Histoire de la Corée - Des origines à nos jours (Pascal Dayez-Burgeon)

écrit par RobertMARY
le 18/06/2018
Histoire de la Corée - Des origines à nos jours (Pascal Dayez-Burgeon)

Voici un livre qui se lit comme un roman, je le conseille comme première approche du sujet.

Au moment où Donald Trump rencontre Kim Jong-un cela vaut certainement la peine de savoir comment nous en sommes arrivés là.
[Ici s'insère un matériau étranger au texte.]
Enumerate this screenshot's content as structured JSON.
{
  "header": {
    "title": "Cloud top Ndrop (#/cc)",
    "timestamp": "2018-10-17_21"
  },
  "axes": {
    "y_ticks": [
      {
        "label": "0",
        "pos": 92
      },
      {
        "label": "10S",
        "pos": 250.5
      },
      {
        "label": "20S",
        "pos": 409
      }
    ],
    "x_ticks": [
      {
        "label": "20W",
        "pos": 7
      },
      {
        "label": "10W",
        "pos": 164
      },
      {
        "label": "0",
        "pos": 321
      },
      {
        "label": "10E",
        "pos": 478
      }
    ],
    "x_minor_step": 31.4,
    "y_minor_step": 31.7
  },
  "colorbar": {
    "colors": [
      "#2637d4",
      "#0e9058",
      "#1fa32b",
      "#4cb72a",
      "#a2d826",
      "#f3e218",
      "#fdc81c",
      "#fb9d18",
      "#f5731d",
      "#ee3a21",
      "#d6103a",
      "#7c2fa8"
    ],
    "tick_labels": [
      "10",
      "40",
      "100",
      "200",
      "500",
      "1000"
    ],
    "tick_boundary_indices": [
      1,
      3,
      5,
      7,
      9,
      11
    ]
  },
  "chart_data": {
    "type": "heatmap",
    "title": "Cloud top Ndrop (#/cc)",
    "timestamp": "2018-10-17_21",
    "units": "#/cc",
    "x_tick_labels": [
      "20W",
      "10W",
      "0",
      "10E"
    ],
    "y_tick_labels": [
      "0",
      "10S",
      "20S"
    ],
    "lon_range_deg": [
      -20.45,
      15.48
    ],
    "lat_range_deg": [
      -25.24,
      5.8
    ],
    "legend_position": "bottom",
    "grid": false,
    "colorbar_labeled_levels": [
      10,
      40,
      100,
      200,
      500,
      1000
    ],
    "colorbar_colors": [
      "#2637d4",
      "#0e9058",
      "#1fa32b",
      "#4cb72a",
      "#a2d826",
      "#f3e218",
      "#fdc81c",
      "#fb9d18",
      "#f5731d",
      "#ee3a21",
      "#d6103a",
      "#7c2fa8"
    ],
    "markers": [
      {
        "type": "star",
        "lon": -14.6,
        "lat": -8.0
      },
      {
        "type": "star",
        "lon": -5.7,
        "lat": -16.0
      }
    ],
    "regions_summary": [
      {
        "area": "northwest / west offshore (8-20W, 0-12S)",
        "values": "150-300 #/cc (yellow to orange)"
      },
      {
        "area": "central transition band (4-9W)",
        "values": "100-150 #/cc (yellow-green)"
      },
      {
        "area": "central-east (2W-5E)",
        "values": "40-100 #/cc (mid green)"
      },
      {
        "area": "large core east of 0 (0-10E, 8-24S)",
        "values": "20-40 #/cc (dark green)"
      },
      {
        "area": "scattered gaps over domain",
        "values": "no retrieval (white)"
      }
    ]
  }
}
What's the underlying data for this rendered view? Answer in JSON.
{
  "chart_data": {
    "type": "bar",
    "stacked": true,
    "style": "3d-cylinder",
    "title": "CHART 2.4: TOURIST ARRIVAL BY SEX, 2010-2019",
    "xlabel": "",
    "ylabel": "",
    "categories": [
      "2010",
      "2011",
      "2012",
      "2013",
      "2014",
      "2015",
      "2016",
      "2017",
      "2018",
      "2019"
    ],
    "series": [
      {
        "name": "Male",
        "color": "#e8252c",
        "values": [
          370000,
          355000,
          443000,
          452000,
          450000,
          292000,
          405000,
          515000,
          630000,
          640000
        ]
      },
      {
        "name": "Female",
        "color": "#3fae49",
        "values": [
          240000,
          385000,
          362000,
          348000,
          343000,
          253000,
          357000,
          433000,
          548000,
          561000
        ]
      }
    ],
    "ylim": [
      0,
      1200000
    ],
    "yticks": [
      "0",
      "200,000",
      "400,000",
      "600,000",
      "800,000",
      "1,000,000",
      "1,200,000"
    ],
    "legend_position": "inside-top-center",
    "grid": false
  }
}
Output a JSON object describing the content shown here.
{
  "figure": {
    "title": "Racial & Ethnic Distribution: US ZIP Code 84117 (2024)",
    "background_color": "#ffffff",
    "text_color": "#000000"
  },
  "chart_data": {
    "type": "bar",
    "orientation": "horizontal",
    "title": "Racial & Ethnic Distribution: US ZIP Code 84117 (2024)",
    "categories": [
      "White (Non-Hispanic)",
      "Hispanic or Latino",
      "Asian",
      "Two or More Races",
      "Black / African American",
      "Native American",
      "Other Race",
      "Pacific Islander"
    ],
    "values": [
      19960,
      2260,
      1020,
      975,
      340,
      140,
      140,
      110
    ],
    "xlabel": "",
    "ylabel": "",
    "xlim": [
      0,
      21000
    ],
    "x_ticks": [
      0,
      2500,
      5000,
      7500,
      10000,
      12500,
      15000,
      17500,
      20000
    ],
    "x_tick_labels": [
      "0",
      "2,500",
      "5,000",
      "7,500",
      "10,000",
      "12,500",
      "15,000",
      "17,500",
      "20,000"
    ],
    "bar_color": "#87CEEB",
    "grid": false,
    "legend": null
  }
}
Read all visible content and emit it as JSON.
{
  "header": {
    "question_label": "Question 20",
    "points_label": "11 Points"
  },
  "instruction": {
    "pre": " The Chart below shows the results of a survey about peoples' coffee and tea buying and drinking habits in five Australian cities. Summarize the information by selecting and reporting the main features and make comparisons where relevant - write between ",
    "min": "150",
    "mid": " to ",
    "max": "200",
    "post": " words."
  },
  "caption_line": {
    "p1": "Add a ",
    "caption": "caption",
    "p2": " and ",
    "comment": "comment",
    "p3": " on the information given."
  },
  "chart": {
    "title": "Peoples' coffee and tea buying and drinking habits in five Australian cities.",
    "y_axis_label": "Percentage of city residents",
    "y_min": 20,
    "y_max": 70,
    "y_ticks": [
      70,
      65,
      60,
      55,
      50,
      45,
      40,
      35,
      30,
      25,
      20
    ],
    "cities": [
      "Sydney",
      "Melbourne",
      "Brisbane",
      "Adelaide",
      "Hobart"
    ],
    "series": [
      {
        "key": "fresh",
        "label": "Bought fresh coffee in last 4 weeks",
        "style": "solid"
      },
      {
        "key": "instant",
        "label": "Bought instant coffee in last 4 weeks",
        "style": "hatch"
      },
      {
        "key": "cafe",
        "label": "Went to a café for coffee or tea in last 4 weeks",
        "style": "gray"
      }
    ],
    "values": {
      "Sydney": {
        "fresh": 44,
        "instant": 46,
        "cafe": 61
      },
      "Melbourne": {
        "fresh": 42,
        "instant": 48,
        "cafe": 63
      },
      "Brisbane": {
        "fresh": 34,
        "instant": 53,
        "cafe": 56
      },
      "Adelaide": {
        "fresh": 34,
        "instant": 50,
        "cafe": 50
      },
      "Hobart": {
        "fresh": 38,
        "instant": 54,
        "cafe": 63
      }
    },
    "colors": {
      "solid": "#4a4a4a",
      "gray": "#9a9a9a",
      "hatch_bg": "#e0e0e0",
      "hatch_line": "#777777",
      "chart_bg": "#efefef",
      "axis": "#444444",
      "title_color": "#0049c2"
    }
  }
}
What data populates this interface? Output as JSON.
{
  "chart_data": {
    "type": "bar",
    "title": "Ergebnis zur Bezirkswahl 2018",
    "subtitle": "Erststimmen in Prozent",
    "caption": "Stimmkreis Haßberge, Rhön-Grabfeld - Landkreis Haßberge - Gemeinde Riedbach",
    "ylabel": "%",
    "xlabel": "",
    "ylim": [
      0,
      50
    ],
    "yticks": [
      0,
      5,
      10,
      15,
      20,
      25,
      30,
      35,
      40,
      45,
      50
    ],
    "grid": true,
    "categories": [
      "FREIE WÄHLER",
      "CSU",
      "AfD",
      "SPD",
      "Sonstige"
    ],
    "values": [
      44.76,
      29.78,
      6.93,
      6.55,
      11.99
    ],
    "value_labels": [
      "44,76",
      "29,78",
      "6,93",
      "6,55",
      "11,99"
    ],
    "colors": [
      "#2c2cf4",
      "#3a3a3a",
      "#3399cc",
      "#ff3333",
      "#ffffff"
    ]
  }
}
La question du nucléaire nord-coréen fait évidemment partie des sujets traités dans l’ouvrage, mais pas seulement.
Comment a été fondé le pays, quel a été l’impact du confucianisme, quel rôle ont joué ses deux grands voisins au cours de son histoire (Chine et Japon), pourquoi le pays a-t-il été et reste divisé, comment ont évolué les relations entre les deux pays formant pourtant une même nation, une réunification “à l’allemande” est-elle possible et à quel coût ? Ce sont autant de questions auxquelles le livre apporte une réponse.

Il existe peu de livres sur l’histoire de la Corée, de plus il me semble difficile de comprendre l’histoire du Japon et de la Chine sans parler de la Corée (exemples: invasion mandchoue de la Corée en 1638, propagation du bouddhisme au Japon via la Corée, la Corée comme marche-pied pour une invasion nipponne de la Chine, la révolte paysanne de 1894 menant à la guerre sino-japonaise de 1894-1895, …)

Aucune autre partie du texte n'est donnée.